This notice describes how medical information about you may be used and disclosed and how you can get access to this information. Please review it carefully.
This Notice of Privacy Practices describes how we may use and disclose your protected health information to carry out treatment, payment or health care operations and for other purposes that are permitted or required by law. It also describes your rights to access and control your protected health information. “Protected health information” is information about you, including demographic information, that may identify you and that relates to your past, present or future physical or mental health or condition and related health care services.

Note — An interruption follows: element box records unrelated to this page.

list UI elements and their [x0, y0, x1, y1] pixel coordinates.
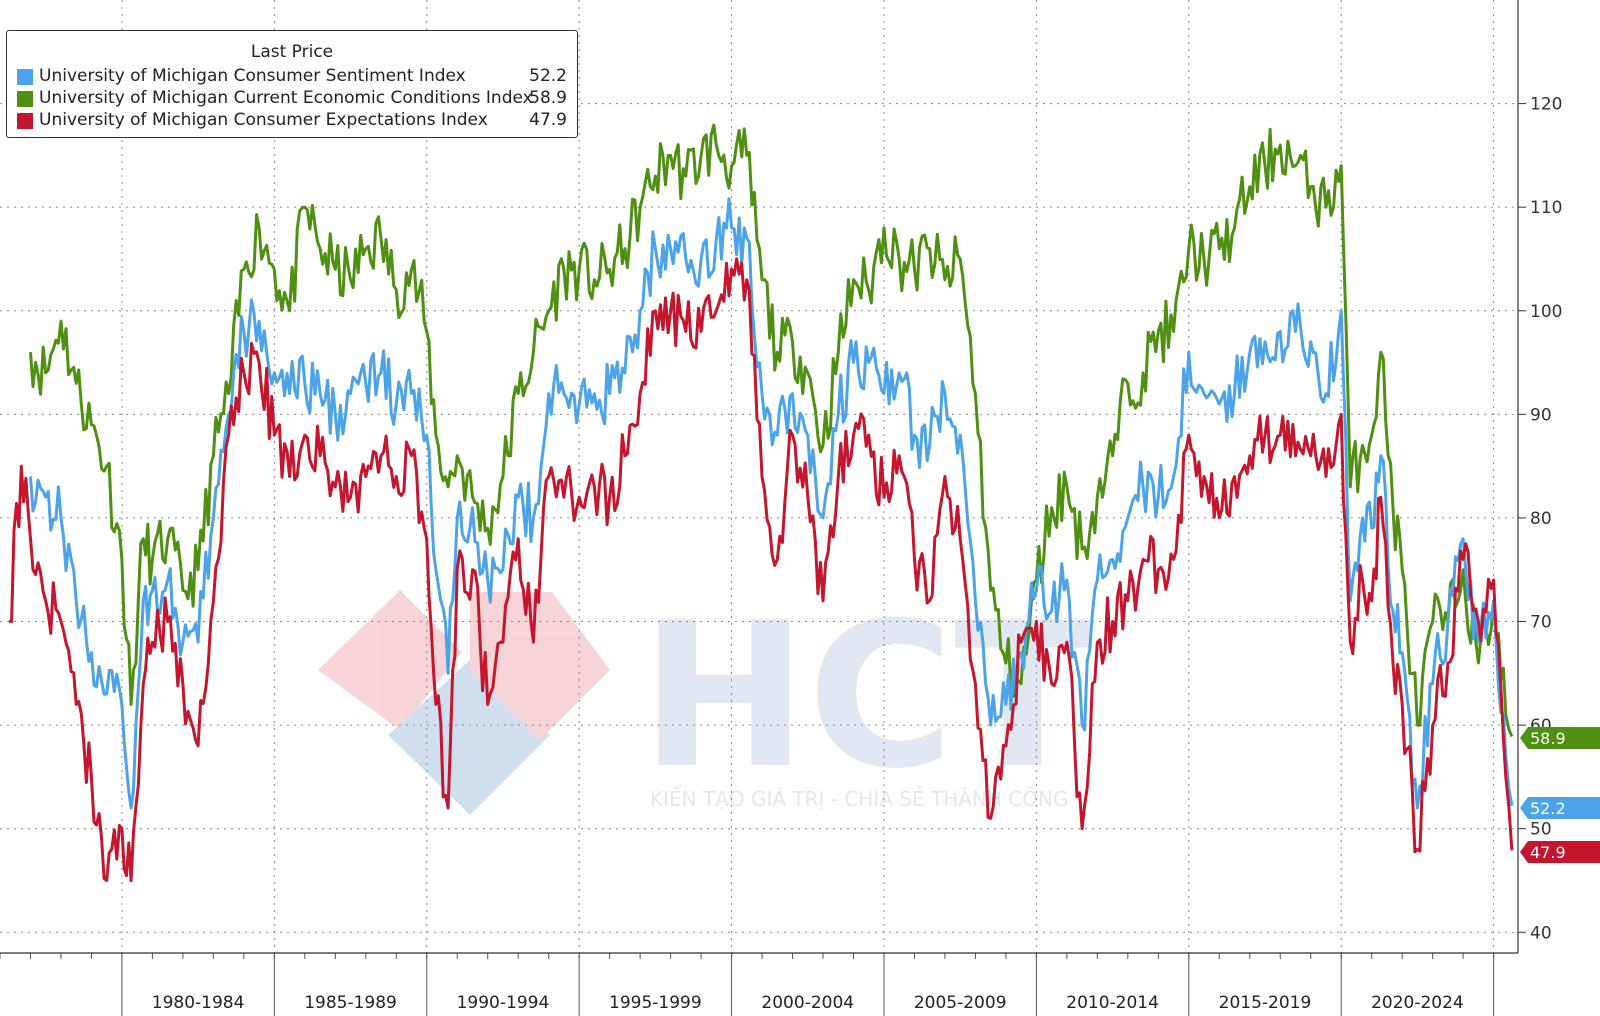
x-tick-label: 2005-2009 — [914, 993, 1007, 1013]
x-tick-label: 2000-2004 — [761, 993, 854, 1013]
y-tick-label-120: 120 — [1530, 95, 1562, 115]
y-tick-label-90: 90 — [1530, 405, 1552, 425]
x-tick-label: 2020-2024 — [1371, 993, 1464, 1013]
legend-entry-sentiment: University of Michigan Consumer Sentimen… — [17, 65, 567, 87]
x-tick-label: 1980-1984 — [152, 993, 245, 1013]
last-value-tag-bg — [1520, 727, 1600, 749]
legend-swatch-sentiment — [17, 69, 33, 85]
series-line-expectations — [9, 257, 1514, 882]
legend-value-expectations: 47.9 — [529, 110, 567, 130]
legend-entry-expectations: University of Michigan Consumer Expectat… — [17, 109, 567, 131]
y-tick-label-40: 40 — [1530, 923, 1552, 943]
y-tick-label-80: 80 — [1530, 509, 1552, 529]
legend-name-sentiment: University of Michigan Consumer Sentimen… — [39, 66, 466, 86]
last-value-tags: 58.9 52.2 47.9 — [1520, 727, 1600, 863]
legend-entry-current-conditions: University of Michigan Current Economic … — [17, 87, 567, 109]
legend-swatch-current-conditions — [17, 91, 33, 107]
series-line-sentiment — [29, 197, 1514, 810]
last-value-tag-expectations: 47.9 — [1520, 841, 1600, 863]
legend: Last Price University of Michigan Consum… — [6, 30, 578, 138]
watermark-logo-text: HCT — [640, 580, 1091, 813]
series-layer — [9, 123, 1514, 882]
watermark-logo-left-diamond — [318, 590, 462, 730]
legend-title: Last Price — [250, 42, 334, 62]
last-value-tag-bg — [1520, 797, 1600, 819]
last-value-tag-text: 58.9 — [1530, 729, 1566, 748]
last-value-tag-bg — [1520, 841, 1600, 863]
last-value-tag-current-conditions: 58.9 — [1520, 727, 1600, 749]
watermark: HCT KIẾN TẠO GIÁ TRỊ - CHIA SẺ THÀNH CÔN… — [318, 580, 1091, 815]
last-value-tag-text: 52.2 — [1530, 799, 1566, 818]
legend-name-current-conditions: University of Michigan Current Economic … — [39, 88, 533, 108]
series-line-current-conditions — [29, 123, 1514, 738]
legend-value-sentiment: 52.2 — [529, 66, 567, 86]
last-value-tag-sentiment: 52.2 — [1520, 797, 1600, 819]
x-tick-label: 1985-1989 — [304, 993, 397, 1013]
x-tick-label: 1995-1999 — [609, 993, 702, 1013]
x-tick-label: 2010-2014 — [1066, 993, 1159, 1013]
legend-value-current-conditions: 58.9 — [529, 88, 567, 108]
y-tick-label-100: 100 — [1530, 302, 1562, 322]
legend-name-expectations: University of Michigan Consumer Expectat… — [39, 110, 488, 130]
x-tick-label: 1990-1994 — [457, 993, 550, 1013]
last-value-tag-text: 47.9 — [1530, 843, 1566, 862]
y-tick-label-70: 70 — [1530, 613, 1552, 633]
watermark-slogan: KIẾN TẠO GIÁ TRỊ - CHIA SẺ THÀNH CÔNG — [650, 786, 1068, 811]
x-tick-label: 2015-2019 — [1219, 993, 1312, 1013]
legend-swatch-expectations — [17, 113, 33, 129]
y-tick-label-50: 50 — [1530, 820, 1552, 840]
y-tick-label-110: 110 — [1530, 198, 1562, 218]
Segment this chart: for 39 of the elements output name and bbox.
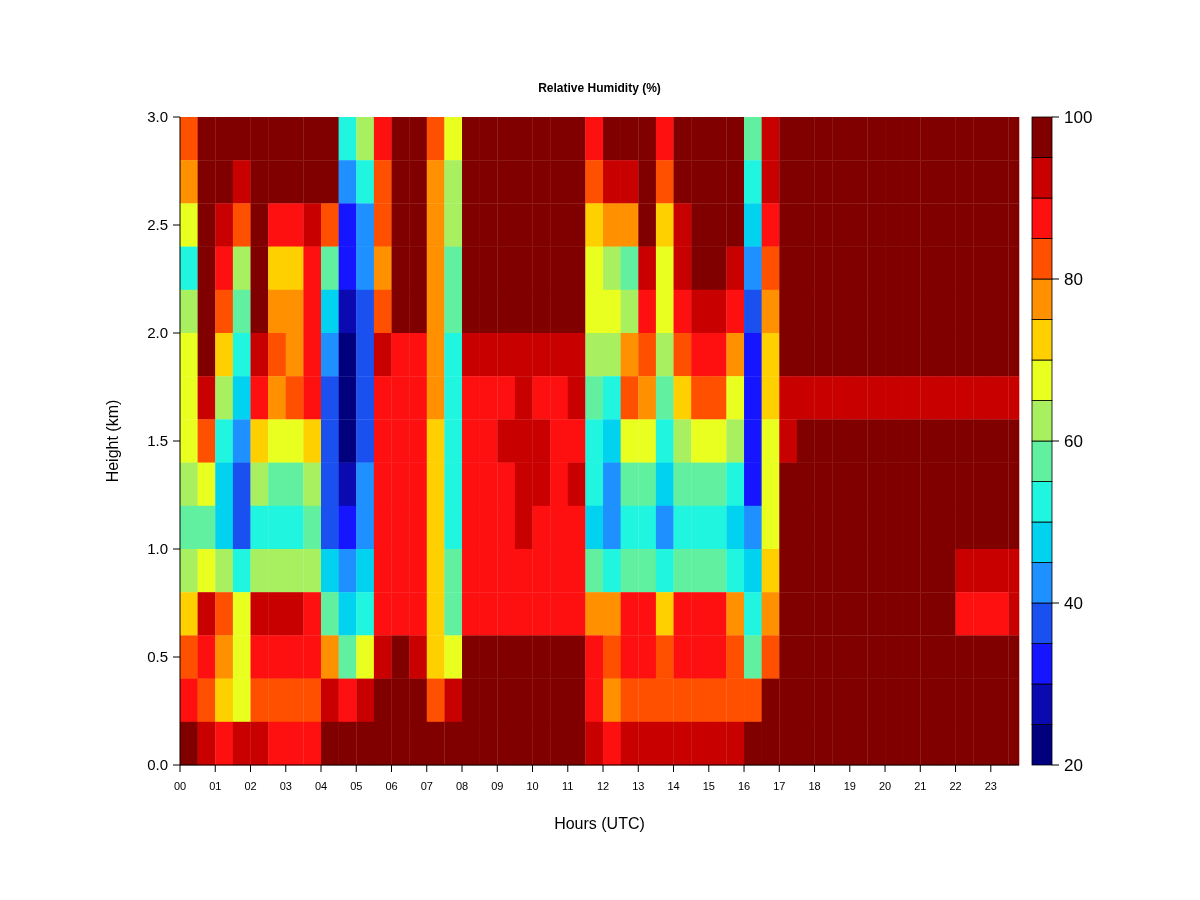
x-tick-label: 02 bbox=[244, 780, 257, 792]
x-tick-label: 12 bbox=[596, 780, 610, 792]
chart-title: Relative Humidity (%) bbox=[538, 81, 661, 95]
color-bar-label: 40 bbox=[1064, 593, 1083, 613]
x-tick-label: 08 bbox=[455, 780, 469, 792]
x-tick-label: 13 bbox=[632, 780, 645, 792]
x-tick-label: 16 bbox=[737, 780, 751, 792]
y-tick-label: 3.0 bbox=[147, 108, 168, 126]
x-tick-label: 09 bbox=[491, 780, 504, 792]
x-tick-label: 01 bbox=[209, 780, 222, 792]
x-axis-title: Hours (UTC) bbox=[554, 815, 645, 832]
y-tick-label: 1.5 bbox=[147, 432, 168, 450]
x-tick-label: 18 bbox=[808, 780, 821, 792]
x-tick-label: 11 bbox=[562, 780, 574, 792]
y-tick-label: 2.0 bbox=[147, 324, 168, 342]
color-bar-label: 100 bbox=[1064, 107, 1093, 127]
x-tick-label: 14 bbox=[667, 780, 680, 792]
y-tick-label: 1.0 bbox=[147, 540, 168, 558]
x-tick-label: 00 bbox=[173, 780, 187, 792]
x-tick-label: 03 bbox=[279, 780, 292, 792]
x-tick-label: 17 bbox=[773, 780, 786, 792]
color-bar-label: 60 bbox=[1064, 431, 1083, 451]
x-tick-label: 15 bbox=[702, 780, 715, 792]
x-tick-label: 04 bbox=[314, 780, 328, 792]
color-bar-label: 80 bbox=[1064, 269, 1083, 289]
x-tick-label: 23 bbox=[984, 780, 997, 792]
x-tick-label: 07 bbox=[420, 780, 433, 792]
x-tick-label: 22 bbox=[949, 780, 962, 792]
color-bar-label: 20 bbox=[1064, 755, 1083, 775]
x-tick-label: 21 bbox=[914, 780, 927, 792]
y-tick-label: 0.5 bbox=[147, 648, 168, 666]
x-tick-label: 05 bbox=[350, 780, 363, 792]
y-tick-label: 2.5 bbox=[147, 216, 168, 234]
x-tick-label: 06 bbox=[385, 780, 398, 792]
x-tick-label: 20 bbox=[878, 780, 892, 792]
x-tick-label: 19 bbox=[843, 780, 856, 792]
x-tick-label: 10 bbox=[526, 780, 539, 792]
y-axis-title: Height (km) bbox=[104, 399, 121, 483]
y-tick-label: 0.0 bbox=[147, 756, 168, 774]
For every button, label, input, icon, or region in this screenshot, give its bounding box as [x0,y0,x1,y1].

We are required to abide by the terms of this Notice of Privacy Practices. This notice is effective April 14, 2003. We may change the terms of our notice, at any time. The new notice will be effective for all protected health information that we maintain at that time. We will provide you with any revised Notice of Privacy Practices by accessing our web site at www.hickorysurgical.com, calling the office and requesting that a revised copy be sent to you in the mail or asking for one at the time of your next appointment.
1. Uses and Disclosures of Protected Health Information
Uses and Disclosures: The following section describes different ways that we use and disclose medical information. Not every use or disclosure will be listed. However, we have listed all of the different ways we are permitted to use and disclose medical information. We will not use or disclose your medical information for any purpose not listed below, without your specific written authorization. Any specific written authorization you provide may be revoked at any time by writing to us.